神様はヤコブに『あなたの先祖の国へ帰り、親族のもとに行きなさい。わたしはあなたと共にいるであろう』と言われます。しかしヤコブが妻たちに話す中での神様の言葉は随分と印象が違います。ヤコブの羊ややぎへの意図的な操作が、まるで神様がなさったような口ぶりになり、羊ややぎの件はまるでラバンから言い出したような口ぶりになり、自分はいかに正しく誠実であったか、ラバンがいかに欺いたか、そしていかに神様が味方して下さったか、主張するのです。しかし妻たちはヤコブとラバンのやりとりも、ヤコブの行動も実際には見ていないはず。妻は外に出ないから。事実を知らない人に、自分の欺きを隠して、他人の欺きだけを言う。自分のやりたいようにして、神の導きだとする。自分の本音を隠して、神の御心だとする。ヤコブの欺きは後ろの方に。神様を前に出して隠れている。

自分の賛同者をつくる

今まで競争相手だったレアとラケルは、ラバンという共通の敵ゆえに一致しました。私たちにもこんな事ない?しかし実際は、ヤコブがラバンに彼女たちを報酬として要求したことが始まりです。しかし悪いのはみんなお父さん!となっている。ラケルはラバンの大切なテラピム(その土地の宗教神)を盗み出しました。欺く者の賛同者もまた欺く者となる。神への賛同者ではなく、ヤコブへの賛同者。そしてヤコブ一家は逃げ出します。神の前にも人の前にも真実なら逃げる必要なんてない。ラバンを大いに祝福し堂々と故郷に帰る方法はいくらでもあったはず。ラバンの息子たちはこう言います。『ヤコブはわれわれの父のものをことごとく奪い、父のものによってあのすべての富を獲たのだ』。アブラハムやイサクには弱さや愚かさがあった。そして苦労もあった。
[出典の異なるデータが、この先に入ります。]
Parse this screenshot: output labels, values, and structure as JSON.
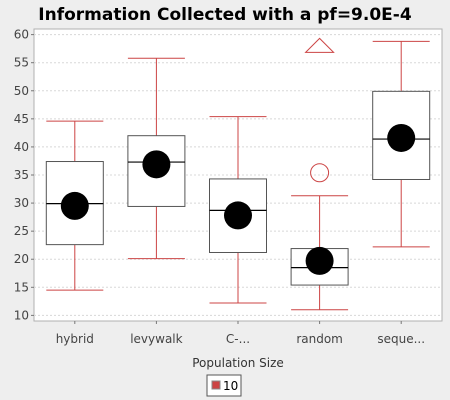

でもその苦労は、神様の言葉に従って祝福を広げる苦労だった。だから周りの人は彼らに神を見た。ヤコブには弱さよりも強烈な「我の力」があった。その力で他人から祝福を奪う苦労はあった。口では神様を前面に出すがヤコブばかりが傍若無人。いや傍若無神。だから彼を見る者は怒りを覚えたのです。
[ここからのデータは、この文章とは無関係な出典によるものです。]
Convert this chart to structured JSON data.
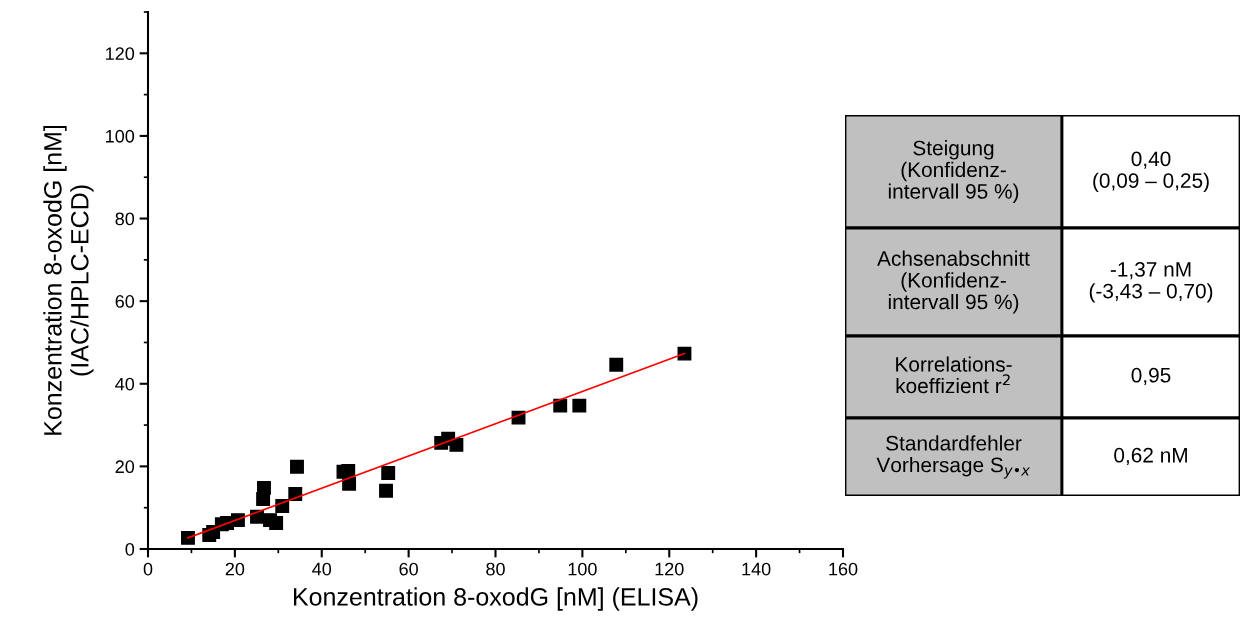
{
  "chart_data": {
    "type": "scatter",
    "xlabel": "Konzentration 8-oxodG [nM] (ELISA)",
    "ylabel": "Konzentration 8-oxodG [nM]\n(IAC/HPLC-ECD)",
    "xlim": [
      0,
      160
    ],
    "ylim": [
      0,
      130
    ],
    "xticks": [
      0,
      20,
      40,
      60,
      80,
      100,
      120,
      140,
      160
    ],
    "yticks": [
      0,
      20,
      40,
      60,
      80,
      100,
      120
    ],
    "grid": false,
    "marker": "square",
    "series": [
      {
        "color": "#000000",
        "x": [
          9.2,
          14.1,
          15,
          17,
          18.2,
          20.7,
          25.1,
          26.5,
          26.7,
          28.1,
          29.5,
          30.9,
          33.9,
          34.3,
          45,
          46.1,
          46.3,
          54.8,
          55.3,
          67.5,
          69.1,
          71,
          85.3,
          94.9,
          99.3,
          107.8,
          123.5
        ],
        "values": [
          2.7,
          3.4,
          4.1,
          6,
          6.3,
          7,
          7.8,
          12.1,
          14.8,
          7,
          6.3,
          10.4,
          13.3,
          19.9,
          18.7,
          18.9,
          15.8,
          14.1,
          18.4,
          25.7,
          26.7,
          25.2,
          31.8,
          34.7,
          34.7,
          44.6,
          47.3
        ]
      },
      {
        "type": "line",
        "color": "#ff0000",
        "marker": "none",
        "line_style": "solid",
        "x": [
          9.2,
          123.5
        ],
        "values": [
          2.7,
          47.3
        ]
      }
    ],
    "annotations": [
      "Steigung\n(Konfidenz-\nintervall 95 %)",
      "0,40\n(0,09 – 0,25)",
      "Achsenabschnitt\n(Konfidenz-\nintervall 95 %)",
      "-1,37 nM\n(-3,43 – 0,70)",
      "Korrelations-\nkoeffizient r$^{2}$",
      "0,95",
      "Standardfehler\nVorhersage S$_{y•x}$",
      "0,62 nM"
    ]
  }
}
それでも神様はヤコブを祝福しようとされます。なぜこんなヤコブをさっさと罰しないのか?見捨てないのか?神様のヤコブへの態度は私たちへの態度でもある。あわれみでもある。私たちも御言葉を掲げながら、神に従っている!と豪語しながら、ヤコブと同じ過ちを犯すものだから。神様はそんなヤコブや私たちを「異端的だ!」とすぐに切り捨てないで、機会を捉えて気づきを与え、祝福された者にふさわしい姿へ変えようと、忍耐深く導いて下さるのです。果たして私が神様を利用しようとしているのでしょうか?それとも神様が私を用いて下さるのでしょうか?

2月4日(日)の礼拝は、創世記第32章1節〜21節から、「変わり始めるヤコブ」と題してメッセージです。